Il nuovo governo palestinese guidato da Hamas non arresterà i militanti che si renderanno responsabili di attacchi contro Israele. Lo ha annunciato ieri il ministro dell'Interno designato, Saeed Seyam, responsabile della supervisione dei tre servizi di sicurezza dell'Anp. «Non verrà mai il giorno in cui i palestinesi saranno arrestati per la loro affiliazione politica e per la loro resistenza all'occupazione. La questione della detenzione politica deve essere chiusa», ha affermato Seyam, aggiungendo che, oltre a non procedere all'arresto dei militanti che condurranno attacchi contro Israele, Hamas cercherà di coordinarne le azioni.
«I futuri colloqui con le fazioni saranno incentrati sui meccanismi, la forma e i tempi degli attacchi», ha detto Seyam in un'intervista alla Reuters ripresa dal quotidiano israeliano Haaretz, definendo «legittimo e garantito il diritto di difendere la nostra gente contro l'aggressione».
Il grande sconfitto delle elezioni politiche palestinesi del 15 gennaio scorso - il partito Al Fatah cui appartiene il presidente Abu Mazen e fondato da Arafat - non voterà la fiducia al nuovo governo palestinese guidato da Hamas.
Per Azzam Ahmed, capo di Fatah al Parlamento, il movimento islamico non ha soddisfatto le condizioni richieste, cioè quella di riconoscere l'Organizzazione per la liberazione della Palestina (Olp) come il più alto organismo decisionale e quella di accettare i precedenti accordi israelo-palestinesi.
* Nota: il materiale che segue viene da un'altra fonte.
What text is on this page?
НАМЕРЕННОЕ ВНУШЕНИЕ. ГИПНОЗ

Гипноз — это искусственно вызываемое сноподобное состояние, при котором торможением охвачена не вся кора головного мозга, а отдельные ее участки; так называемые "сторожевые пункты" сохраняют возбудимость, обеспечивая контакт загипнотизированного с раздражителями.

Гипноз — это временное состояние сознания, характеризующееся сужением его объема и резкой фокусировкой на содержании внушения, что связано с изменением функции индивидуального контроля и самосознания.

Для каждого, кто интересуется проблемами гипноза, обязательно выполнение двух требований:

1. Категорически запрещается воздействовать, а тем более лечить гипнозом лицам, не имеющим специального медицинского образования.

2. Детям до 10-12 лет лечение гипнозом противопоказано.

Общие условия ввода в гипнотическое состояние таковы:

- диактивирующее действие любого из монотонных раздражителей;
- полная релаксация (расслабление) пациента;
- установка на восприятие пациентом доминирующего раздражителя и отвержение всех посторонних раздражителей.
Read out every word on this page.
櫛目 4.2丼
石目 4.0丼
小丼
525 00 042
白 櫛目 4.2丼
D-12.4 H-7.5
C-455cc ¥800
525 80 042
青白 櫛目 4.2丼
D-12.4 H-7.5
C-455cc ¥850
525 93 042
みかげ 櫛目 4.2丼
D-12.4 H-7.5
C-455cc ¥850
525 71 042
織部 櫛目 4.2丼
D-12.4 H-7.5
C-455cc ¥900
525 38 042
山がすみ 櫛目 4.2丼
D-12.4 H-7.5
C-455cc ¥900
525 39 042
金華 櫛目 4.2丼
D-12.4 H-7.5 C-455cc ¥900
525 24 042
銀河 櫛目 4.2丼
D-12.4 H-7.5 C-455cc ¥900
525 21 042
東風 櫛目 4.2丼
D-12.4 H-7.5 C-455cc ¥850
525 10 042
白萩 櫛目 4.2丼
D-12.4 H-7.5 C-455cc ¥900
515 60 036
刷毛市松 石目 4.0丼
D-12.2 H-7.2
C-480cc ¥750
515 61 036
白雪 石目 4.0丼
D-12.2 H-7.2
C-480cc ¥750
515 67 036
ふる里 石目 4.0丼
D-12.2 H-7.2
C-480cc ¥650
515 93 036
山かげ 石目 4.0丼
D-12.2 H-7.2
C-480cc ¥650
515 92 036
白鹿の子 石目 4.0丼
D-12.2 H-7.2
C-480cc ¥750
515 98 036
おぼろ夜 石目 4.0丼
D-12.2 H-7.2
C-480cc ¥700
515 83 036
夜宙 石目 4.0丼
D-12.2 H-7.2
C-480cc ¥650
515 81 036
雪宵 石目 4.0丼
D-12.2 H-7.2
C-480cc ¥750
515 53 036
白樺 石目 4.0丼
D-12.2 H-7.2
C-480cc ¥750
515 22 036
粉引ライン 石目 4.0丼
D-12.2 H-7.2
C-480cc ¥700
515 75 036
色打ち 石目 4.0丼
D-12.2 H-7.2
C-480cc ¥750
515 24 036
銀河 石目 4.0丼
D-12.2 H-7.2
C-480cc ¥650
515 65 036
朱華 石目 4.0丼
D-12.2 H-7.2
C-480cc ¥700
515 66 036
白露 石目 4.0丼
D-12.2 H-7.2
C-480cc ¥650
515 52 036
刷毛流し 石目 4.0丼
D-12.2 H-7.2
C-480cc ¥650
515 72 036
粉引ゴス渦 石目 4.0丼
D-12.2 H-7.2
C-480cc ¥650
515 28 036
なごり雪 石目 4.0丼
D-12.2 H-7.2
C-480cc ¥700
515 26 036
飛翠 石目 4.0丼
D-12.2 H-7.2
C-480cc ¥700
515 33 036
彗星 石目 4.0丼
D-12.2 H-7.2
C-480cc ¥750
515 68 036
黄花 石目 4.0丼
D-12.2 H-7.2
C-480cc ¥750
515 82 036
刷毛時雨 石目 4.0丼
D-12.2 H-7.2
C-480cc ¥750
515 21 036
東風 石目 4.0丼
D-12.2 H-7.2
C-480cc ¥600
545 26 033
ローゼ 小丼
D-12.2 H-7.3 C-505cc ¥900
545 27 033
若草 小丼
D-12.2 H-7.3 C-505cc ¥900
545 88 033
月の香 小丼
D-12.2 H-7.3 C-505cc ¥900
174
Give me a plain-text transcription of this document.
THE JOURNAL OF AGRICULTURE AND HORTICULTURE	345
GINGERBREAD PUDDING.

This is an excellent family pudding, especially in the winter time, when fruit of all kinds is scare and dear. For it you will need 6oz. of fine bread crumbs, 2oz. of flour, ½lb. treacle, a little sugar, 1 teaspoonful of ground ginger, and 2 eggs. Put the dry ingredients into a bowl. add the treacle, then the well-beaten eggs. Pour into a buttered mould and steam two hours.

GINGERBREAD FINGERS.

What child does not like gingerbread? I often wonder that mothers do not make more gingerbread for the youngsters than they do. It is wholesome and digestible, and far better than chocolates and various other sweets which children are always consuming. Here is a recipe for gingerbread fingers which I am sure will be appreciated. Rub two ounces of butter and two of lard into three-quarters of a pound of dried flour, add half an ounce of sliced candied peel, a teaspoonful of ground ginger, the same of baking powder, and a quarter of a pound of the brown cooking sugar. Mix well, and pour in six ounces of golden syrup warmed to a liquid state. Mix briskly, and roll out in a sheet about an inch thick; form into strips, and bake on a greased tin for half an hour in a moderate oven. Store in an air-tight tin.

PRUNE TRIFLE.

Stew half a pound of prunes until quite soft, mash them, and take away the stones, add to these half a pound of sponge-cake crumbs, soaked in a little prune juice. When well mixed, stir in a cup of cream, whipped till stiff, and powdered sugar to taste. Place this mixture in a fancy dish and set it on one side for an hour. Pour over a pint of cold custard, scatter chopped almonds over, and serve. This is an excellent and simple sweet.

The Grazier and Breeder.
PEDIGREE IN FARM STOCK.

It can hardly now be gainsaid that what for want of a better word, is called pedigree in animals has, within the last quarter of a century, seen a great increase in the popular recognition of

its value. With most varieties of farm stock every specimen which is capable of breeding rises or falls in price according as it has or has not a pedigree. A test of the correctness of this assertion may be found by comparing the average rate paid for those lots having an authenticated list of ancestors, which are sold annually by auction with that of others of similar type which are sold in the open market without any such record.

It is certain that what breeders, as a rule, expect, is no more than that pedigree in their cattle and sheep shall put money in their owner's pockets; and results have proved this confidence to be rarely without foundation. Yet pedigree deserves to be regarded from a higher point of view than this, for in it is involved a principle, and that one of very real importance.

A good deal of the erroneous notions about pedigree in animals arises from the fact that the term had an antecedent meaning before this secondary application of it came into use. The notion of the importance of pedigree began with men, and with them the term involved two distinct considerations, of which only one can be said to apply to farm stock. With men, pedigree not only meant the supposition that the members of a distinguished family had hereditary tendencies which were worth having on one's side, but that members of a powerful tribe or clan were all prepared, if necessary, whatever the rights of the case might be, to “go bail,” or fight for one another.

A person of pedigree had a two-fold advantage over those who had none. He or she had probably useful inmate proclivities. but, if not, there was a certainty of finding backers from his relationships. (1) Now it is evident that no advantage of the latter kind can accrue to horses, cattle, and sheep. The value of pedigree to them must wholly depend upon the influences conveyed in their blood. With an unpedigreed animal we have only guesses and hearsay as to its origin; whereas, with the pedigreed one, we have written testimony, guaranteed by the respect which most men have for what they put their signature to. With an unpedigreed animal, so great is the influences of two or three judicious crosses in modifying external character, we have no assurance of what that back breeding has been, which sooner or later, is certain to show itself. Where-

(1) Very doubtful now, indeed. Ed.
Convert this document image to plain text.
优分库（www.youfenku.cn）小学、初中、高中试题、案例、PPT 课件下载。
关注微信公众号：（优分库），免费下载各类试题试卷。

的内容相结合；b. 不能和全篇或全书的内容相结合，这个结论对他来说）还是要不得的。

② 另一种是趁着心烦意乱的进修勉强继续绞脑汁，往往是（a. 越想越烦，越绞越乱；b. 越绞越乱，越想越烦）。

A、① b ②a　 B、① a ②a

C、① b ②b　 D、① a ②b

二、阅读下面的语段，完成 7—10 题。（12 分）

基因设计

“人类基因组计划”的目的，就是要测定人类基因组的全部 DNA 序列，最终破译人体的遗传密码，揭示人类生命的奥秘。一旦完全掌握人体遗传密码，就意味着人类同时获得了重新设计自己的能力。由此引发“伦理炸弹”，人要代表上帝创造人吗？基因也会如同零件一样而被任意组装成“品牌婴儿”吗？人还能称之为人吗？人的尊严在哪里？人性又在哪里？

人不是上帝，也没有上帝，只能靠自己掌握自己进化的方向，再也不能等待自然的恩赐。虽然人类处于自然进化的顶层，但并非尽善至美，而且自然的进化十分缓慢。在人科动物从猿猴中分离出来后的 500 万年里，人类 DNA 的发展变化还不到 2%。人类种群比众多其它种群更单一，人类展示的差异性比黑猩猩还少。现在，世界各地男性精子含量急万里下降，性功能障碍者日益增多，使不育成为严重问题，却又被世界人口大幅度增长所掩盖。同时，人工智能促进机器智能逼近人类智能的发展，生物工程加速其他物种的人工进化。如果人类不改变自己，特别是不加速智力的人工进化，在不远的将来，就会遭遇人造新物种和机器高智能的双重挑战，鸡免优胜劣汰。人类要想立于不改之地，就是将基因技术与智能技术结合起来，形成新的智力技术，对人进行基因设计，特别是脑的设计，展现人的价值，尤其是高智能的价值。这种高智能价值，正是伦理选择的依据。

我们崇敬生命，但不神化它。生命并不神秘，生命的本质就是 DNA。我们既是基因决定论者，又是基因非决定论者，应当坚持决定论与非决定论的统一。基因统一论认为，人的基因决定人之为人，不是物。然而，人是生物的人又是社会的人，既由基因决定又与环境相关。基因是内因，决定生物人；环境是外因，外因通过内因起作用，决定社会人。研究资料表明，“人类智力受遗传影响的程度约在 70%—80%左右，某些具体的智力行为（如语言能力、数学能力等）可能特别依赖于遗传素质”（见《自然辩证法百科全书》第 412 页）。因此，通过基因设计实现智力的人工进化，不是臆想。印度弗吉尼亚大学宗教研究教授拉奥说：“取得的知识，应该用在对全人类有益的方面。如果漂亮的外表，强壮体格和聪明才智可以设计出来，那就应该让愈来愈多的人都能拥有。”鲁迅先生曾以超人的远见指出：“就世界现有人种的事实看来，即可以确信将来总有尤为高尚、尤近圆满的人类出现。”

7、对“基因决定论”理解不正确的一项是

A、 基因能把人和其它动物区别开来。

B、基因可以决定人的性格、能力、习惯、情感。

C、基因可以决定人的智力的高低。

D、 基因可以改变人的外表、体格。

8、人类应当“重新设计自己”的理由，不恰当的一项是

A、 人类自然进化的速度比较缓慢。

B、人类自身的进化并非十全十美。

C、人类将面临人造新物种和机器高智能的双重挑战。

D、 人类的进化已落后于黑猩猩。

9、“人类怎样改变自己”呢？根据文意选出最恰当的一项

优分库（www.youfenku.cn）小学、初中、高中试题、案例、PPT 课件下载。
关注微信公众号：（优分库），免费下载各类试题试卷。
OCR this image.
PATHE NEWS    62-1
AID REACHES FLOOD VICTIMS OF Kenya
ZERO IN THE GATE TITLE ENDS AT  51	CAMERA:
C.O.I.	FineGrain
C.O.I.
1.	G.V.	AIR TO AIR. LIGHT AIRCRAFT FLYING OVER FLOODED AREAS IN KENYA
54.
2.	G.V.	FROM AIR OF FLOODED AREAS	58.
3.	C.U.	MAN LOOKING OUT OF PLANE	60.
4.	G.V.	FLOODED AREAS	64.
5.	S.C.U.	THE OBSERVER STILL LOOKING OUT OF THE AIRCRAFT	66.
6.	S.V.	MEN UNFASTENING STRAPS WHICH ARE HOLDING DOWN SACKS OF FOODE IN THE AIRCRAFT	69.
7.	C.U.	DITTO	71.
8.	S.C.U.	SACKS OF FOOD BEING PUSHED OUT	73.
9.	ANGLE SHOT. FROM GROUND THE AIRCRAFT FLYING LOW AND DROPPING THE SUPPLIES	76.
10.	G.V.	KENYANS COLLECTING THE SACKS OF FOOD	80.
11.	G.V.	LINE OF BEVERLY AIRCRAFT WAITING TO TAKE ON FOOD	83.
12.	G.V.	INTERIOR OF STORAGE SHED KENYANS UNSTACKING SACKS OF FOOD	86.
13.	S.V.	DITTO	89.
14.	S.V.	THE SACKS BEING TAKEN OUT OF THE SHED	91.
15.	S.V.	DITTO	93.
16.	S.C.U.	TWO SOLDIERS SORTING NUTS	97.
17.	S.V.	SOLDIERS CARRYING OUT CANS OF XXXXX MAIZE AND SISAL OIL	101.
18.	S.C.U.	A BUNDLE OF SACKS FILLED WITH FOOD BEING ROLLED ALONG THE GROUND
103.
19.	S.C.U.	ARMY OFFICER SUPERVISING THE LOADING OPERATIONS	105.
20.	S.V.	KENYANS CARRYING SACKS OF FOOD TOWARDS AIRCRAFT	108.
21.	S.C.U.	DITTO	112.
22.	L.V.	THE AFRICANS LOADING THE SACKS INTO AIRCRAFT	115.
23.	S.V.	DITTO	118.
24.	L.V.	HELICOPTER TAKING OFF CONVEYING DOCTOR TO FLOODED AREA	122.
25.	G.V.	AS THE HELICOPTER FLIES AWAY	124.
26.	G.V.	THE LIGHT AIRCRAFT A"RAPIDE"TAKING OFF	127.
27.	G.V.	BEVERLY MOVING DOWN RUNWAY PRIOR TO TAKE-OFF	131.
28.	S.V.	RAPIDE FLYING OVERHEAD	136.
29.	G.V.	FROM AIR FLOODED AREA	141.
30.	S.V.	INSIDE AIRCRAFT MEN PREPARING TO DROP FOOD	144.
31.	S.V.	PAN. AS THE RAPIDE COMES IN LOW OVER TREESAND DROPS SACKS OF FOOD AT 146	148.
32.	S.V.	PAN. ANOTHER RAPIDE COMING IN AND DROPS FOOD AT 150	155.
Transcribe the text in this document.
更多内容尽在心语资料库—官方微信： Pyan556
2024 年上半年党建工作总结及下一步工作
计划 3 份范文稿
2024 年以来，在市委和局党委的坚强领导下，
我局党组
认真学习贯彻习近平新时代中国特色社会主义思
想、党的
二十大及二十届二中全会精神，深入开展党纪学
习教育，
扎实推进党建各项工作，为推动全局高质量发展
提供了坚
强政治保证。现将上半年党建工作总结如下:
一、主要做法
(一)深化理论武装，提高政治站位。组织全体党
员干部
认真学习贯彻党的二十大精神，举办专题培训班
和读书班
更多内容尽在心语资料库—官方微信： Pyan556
La scelta di Fatah non inciderà comunque sull'esito finale del voto poiché Hamas controlla, nel Parlamento palestinese, 74 seggi su 132, contro i 45 di Fatah. Il programma del nuovo governo palestinese, presieduto da Ismail Hanyeh, era stato bocciato giovedì scorso dalla Commissione esecutiva dell'Olp. Hamas aveva definito il no «non vincolante e anticostituzionale».